Было это не следствием страха, а частью договоренности. Это была мера предосторожности, чтобы не встретить своего двойника меж демонов ночи, ибо только он мог бы убить Гречанского.
– Существует Бог или существует время, – держишь в руке серебряный крест или тяжкий меч. Нежность или суровость. Выбирать только тебе, юноша, – сказал ему однажды Джованни Баттиста Кастальдо, когда они сидели на берегу реки Бистры недалеко от городка Оцелул‑Рошу под отрогами Пояна‑Рускэ. Солнце исчезало в густых зеленых кронах, стаи птиц чертили необычайные фигуры в небе. И старый испанец, солдат, наемник, умирал, с хриплым кашлем от туберкулеза, как многие его земляки, прибывшие в эту адовую страну, привлеченные серебряным блеском монет и зараженные долголетним роком их военного ремесла. В тот вечер испанец рассказал Гречанскому историю о чудовищности.

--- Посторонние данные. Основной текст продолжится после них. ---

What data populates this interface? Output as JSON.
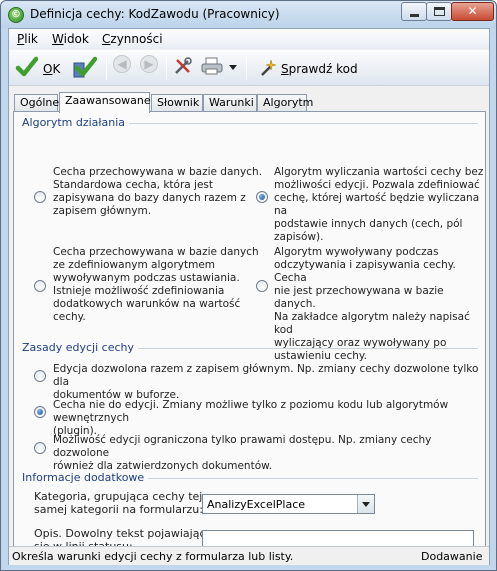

– Дьердь Дожа, предводитель мятежников, а до того командующий армией в походах против турок, опытный воитель, который в поединке под Смедеревом рассек Али‑бега, турецкого тирана и храбреца, в то утро вышел из темницы в Тимишоаре, нагой до пояса и окованный железом. За несколько дней до того жаркого утра, 14 июля 1514 года он был ранен и захвачен в плен в битве, исход которой решило нападение конницы армии Запольяи, которую предводил Петар Петрович. Теперь гайдука и героя Дожу солдаты вели, связанного, через толпу к раскаленному железному трону, на который усадили его, нагого, а на голову ему надели раскаленную железную корону. Тот не издал ни звука, и народ одобрял это. Пока предводитель повстанцев, коронованный немилосердными победителями, жарился живьем, стражники привели группу его соратников, изголодавшихся и измученных до безумия, и заставили их есть изжаренное мясо с голеней и бедер их предводителя, в то время как тот еще был жив. Дожа выдержал муки без единого крика, – довершил рассказ Кастальдо и бросил в огонь сухой прут, которым, пока говорил, в пепле чертил линии военных сил, писал названия городов и даты событий, словно гадая.
Пламя жадно поглотило пустую изнутри, сухую ветку, а в синем глазу ратника хрустально заискрилась слеза. Старый кавалерист проглотил горький ком слюны, выпятил надтреснутые губы, рукавом утер нос и продолжал:
[1] В величии природы перерождается дух.